If f(x) = 3x^2 - 5, what is the value of f(f(-1))?
If I read this right,
x<>y = √(xy)/|x-y|
so,
9<>1 = √(9*1)/|9-1| = 3/8
4<>(3/8) = √(4*3/8)/|4-3/8| = √(3/2)/(31/8) = 4/31 √6
f(-1) = 3*1-5 = -2
f(-2) = 3*4-5 = 7
so, f(f(-1)) = 7
4-3/8 = 29/8, not 31/8
1.
To find the value of 4 <> (9 <> 1) to the nearest tenth, we need to evaluate the expression inside the diamond function first. Let's focus on (9 <> 1) first.

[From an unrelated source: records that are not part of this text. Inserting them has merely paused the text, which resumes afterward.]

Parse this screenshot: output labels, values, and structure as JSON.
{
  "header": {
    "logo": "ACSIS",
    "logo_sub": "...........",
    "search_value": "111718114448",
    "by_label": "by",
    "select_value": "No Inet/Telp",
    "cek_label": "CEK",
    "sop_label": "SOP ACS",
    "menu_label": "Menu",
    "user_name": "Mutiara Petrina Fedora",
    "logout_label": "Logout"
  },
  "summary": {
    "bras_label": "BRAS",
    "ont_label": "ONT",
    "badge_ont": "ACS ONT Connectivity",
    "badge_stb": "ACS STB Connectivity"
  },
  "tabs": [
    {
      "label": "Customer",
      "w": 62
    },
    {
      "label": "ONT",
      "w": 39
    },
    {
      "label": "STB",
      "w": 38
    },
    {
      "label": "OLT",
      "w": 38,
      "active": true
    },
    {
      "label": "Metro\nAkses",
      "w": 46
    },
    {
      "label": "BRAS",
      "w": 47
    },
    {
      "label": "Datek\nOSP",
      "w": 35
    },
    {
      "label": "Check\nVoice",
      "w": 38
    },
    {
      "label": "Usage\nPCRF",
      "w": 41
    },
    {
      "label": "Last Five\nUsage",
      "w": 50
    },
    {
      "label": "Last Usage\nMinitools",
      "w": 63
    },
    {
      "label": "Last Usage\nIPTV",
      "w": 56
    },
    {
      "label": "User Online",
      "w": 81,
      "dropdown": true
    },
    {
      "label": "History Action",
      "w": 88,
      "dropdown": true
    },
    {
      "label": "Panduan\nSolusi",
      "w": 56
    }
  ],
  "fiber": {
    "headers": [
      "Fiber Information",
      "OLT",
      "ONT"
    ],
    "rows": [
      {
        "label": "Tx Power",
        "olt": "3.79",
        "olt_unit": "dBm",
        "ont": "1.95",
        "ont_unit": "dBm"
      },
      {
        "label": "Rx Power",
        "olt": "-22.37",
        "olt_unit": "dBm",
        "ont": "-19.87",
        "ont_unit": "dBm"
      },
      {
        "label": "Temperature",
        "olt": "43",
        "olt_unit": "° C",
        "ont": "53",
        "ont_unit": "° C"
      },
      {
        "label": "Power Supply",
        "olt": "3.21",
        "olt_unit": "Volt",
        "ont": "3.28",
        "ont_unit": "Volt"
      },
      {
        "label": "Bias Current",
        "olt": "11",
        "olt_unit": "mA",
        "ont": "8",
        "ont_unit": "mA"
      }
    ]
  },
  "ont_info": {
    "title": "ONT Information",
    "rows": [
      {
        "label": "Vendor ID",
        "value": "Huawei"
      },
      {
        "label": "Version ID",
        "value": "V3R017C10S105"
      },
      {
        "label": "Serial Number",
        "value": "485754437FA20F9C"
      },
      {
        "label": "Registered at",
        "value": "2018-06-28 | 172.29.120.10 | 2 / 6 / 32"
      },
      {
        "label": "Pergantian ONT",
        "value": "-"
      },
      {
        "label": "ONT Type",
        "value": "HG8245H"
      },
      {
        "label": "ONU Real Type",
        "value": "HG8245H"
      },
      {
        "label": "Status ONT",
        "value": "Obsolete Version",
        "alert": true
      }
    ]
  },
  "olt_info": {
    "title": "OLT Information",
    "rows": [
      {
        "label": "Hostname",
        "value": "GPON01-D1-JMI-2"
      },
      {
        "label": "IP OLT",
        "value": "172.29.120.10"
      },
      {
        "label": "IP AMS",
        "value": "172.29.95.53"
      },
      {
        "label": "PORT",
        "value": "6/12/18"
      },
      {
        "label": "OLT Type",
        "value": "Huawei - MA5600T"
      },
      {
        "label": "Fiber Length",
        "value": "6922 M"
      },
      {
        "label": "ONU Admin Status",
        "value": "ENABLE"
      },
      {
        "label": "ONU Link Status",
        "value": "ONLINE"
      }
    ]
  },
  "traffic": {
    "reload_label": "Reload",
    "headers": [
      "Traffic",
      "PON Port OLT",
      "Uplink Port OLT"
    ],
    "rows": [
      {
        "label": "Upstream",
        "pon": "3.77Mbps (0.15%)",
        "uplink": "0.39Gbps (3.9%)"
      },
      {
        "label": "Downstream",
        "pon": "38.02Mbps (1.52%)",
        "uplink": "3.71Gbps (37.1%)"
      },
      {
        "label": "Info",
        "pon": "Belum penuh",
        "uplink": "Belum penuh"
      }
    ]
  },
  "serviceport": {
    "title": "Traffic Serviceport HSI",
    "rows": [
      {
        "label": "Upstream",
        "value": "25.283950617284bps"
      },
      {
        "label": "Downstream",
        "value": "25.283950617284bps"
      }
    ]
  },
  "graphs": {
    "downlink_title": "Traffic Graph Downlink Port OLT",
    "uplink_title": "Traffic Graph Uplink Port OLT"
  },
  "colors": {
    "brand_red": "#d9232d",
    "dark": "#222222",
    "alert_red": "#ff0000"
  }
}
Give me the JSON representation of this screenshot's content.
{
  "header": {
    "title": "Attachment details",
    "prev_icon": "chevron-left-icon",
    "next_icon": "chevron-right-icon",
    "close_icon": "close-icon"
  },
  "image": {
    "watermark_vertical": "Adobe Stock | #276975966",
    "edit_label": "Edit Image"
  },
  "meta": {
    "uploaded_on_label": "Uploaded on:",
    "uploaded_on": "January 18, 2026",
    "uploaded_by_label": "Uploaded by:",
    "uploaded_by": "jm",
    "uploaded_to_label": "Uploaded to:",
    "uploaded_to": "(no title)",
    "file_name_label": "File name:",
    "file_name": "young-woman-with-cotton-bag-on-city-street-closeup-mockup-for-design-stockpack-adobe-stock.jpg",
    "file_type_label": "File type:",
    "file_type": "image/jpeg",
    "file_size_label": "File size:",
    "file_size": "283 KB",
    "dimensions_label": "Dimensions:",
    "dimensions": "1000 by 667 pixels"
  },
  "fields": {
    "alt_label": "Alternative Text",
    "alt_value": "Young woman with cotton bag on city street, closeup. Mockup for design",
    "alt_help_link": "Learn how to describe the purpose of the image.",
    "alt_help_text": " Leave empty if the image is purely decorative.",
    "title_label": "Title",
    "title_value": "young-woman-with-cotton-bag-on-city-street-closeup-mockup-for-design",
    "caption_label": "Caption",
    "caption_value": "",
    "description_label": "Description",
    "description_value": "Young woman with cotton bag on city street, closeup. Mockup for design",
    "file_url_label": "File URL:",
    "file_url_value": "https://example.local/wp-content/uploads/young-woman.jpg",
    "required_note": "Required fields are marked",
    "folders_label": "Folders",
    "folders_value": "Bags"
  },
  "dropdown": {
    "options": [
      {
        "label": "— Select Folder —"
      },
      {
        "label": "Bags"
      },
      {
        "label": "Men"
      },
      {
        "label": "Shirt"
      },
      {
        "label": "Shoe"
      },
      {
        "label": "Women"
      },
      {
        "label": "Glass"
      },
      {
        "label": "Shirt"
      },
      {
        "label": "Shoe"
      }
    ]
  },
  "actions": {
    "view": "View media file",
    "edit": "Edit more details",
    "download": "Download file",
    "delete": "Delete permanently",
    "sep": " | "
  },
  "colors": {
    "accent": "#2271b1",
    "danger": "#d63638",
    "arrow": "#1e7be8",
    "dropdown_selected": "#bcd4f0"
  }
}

In this case, the diamond function represents a function where the first value in the parentheses is subtracted from the second value. So, (9 <> 1) means subtracting 9 from 1:
1 - 9 = -8
Now, we can substitute this result back into the original expression:
4 <> -8
Similarly, the diamond function subtracts the second value from the first value. So, 4 - (-8) can be simplified to:
4 + 8 = 12
Therefore, the value of 4 <> (9 <> 1) to the nearest tenth is 12.
2.
To find the value of f(f(-1)), we need to first evaluate f(-1) and then substitute the result into f(x) function.
Given f(x) = 3x^2 - 5, we substitute -1 into f(x):
f(-1) = 3(-1)^2 - 5
= 3(1) - 5
= 3 - 5
= -2
Now, substitute -2 back into f(x) function:
f(f(-1)) = f(-2)
= 3(-2)^2 - 5
= 3(4) - 5
= 12 - 5
= 7
Therefore, the value of f(f(-1)) is 7.